A minimally invasive robotic device is eliminating the need for some patients to undergo open brain surgery to pinpoint the origin of their epileptic seizures. The device, in use at Duke and a small handful of epilepsy centers across the country, means neurosurgeons only need to make a few small incisions. The procedure is more precise, procedure time is shortened dramatically, and patients recover faster.
Diagnosing the Origin of Epilepsy Seizures
When multiple medications fail to stop epileptic seizures, a patient’s best hope for gaining control of their seizures is often epilepsy surgery. That can only happen if the doctors can identify the area of the brain responsible for the seizure and remove it safely. To identify that spot, neurosurgeons may perform a craniotomy, which creates a large opening in the skull. A plastic grid of electrodes is then placed on the surface of the brain to record the seizures and identify where they are coming from.
“They can provide a good recording of signals,” said Saurabh R. Sinha, MD, PhD, a neurologist specializing in epilepsy, and medical director of Duke’s epilepsy center. “But because they sit on the surface of the brain, the electrodes can’t access the folds or the parts of the brain between the two hemispheres, and its deep structures.”
Now, the team at Duke’s epilepsy center is using a robot to place depth thin electrode wires in precise locations in a very rapid manner. The procedure is called robot-assisted stereoelectroencephalography (SEEG).
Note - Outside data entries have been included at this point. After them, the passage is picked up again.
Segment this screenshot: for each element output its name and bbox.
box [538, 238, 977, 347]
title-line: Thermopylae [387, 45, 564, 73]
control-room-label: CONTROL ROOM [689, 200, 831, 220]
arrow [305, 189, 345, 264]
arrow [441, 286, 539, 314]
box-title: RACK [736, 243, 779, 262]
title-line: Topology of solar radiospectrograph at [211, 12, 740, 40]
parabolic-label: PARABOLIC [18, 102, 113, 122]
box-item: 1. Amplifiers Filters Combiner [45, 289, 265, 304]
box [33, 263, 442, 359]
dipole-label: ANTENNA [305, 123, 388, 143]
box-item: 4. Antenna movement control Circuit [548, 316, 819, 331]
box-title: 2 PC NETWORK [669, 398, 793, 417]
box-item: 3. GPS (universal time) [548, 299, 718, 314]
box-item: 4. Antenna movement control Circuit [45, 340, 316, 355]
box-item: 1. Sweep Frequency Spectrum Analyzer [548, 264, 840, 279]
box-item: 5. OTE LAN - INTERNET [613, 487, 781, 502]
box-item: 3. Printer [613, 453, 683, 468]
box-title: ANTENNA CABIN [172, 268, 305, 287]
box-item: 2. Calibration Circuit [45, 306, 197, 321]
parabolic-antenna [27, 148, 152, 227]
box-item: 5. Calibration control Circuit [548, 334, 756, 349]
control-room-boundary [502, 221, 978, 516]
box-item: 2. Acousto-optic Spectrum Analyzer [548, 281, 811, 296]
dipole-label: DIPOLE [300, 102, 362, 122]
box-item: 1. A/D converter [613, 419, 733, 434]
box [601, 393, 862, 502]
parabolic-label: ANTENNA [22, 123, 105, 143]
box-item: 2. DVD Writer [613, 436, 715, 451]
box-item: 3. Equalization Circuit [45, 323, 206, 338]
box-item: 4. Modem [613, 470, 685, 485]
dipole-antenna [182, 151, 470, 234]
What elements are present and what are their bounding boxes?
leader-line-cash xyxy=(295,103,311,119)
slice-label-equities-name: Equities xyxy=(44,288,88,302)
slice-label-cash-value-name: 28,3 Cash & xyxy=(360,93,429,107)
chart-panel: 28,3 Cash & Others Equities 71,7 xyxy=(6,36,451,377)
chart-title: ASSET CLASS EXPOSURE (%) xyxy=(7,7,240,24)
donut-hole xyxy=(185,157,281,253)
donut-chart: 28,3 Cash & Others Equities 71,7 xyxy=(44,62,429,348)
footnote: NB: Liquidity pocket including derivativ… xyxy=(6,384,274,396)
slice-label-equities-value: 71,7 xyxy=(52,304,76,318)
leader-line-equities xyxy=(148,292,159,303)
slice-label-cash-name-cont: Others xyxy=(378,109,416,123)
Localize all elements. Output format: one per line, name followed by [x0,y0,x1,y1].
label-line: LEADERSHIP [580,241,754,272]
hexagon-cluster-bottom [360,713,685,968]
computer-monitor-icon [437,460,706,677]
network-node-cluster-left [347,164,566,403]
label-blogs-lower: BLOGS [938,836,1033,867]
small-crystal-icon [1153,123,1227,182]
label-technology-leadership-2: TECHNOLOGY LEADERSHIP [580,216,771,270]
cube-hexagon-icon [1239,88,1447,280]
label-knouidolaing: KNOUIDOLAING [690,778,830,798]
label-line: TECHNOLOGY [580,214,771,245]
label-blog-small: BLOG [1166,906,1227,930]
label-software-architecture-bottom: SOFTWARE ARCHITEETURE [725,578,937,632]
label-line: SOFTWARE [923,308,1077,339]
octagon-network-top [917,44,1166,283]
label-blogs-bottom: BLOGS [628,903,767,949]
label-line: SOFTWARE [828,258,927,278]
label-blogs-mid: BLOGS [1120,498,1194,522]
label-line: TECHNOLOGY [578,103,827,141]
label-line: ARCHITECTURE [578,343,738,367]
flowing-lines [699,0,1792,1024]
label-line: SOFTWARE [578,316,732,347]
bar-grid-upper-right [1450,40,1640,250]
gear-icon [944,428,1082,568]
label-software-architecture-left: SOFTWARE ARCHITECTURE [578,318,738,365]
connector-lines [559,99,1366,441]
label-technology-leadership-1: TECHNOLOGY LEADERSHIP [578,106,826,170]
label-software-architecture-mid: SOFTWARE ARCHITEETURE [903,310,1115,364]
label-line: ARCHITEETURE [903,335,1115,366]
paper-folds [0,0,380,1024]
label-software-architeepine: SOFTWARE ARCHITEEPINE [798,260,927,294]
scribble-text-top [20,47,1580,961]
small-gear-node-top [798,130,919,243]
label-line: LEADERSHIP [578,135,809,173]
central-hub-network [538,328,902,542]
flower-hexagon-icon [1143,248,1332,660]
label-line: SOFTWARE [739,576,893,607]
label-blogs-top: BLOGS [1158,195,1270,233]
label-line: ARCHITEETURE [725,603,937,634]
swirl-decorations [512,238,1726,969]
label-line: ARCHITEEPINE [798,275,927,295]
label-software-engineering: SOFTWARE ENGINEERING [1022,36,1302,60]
Shorter, More Precise Brain Mapping
A 3D reconstruction of the brain guides where the dozen or more electrodes will be placed. The neurosurgeon uses the robotic arm to make small, two- or three-millimeter holes in the scalp through which the rigid electrode wire is passed. Rather than sit on the brain as the plastic grid of electrodes does, the robotically placed electrodes go deep inside the brain. The procedures take about two hours. “Without the robot, this process would be much less precise and take about seven or eight hours,” Dr. Sinha said. The electrodes are much better tolerated by patients -- they cause less pain and swelling -- than grid electrodes.
Once the seizure location is identified, the electrodes are removed, and patients feel better immediately. That is a huge benefit over recuperating from a craniotomy. “When we put in the grids, the patient has to decide about surgery while the electrodes are still in their head,” Dr. Sinha said. “That’s not the best time to make such a careful decision. In this case, the electrodes are taken out, they can go home, and we can talk about the next steps in the clinic. It’s a much better process.” The procedure is also a better experience for patients in cases where the exact location of the seizure cannot be found or the location is the seizure origin is in a part of the brain that is inoperable. The use of SEEG means minimal discomfort for the patient.
Robotic Device Not for all Epilepsy Patients
The robotic-assisted procedure is not for every epileptic patient. Rather, Dr. Sinha said, “we now have an armamentarium of techniques and realize there are some patients where we are going to want to use the plastic grid and strips.” However, there are times when the epileptic seizures originate in a location that is not attainable with the plastic grid.
“When you are looking to investigate a large area, those electrodes can be uncomfortable and even dangerous,” he said. The robotic electrodes “offer options when those electrodes don’t do the job. The majority of procedures will be done with this newer technique in the future.”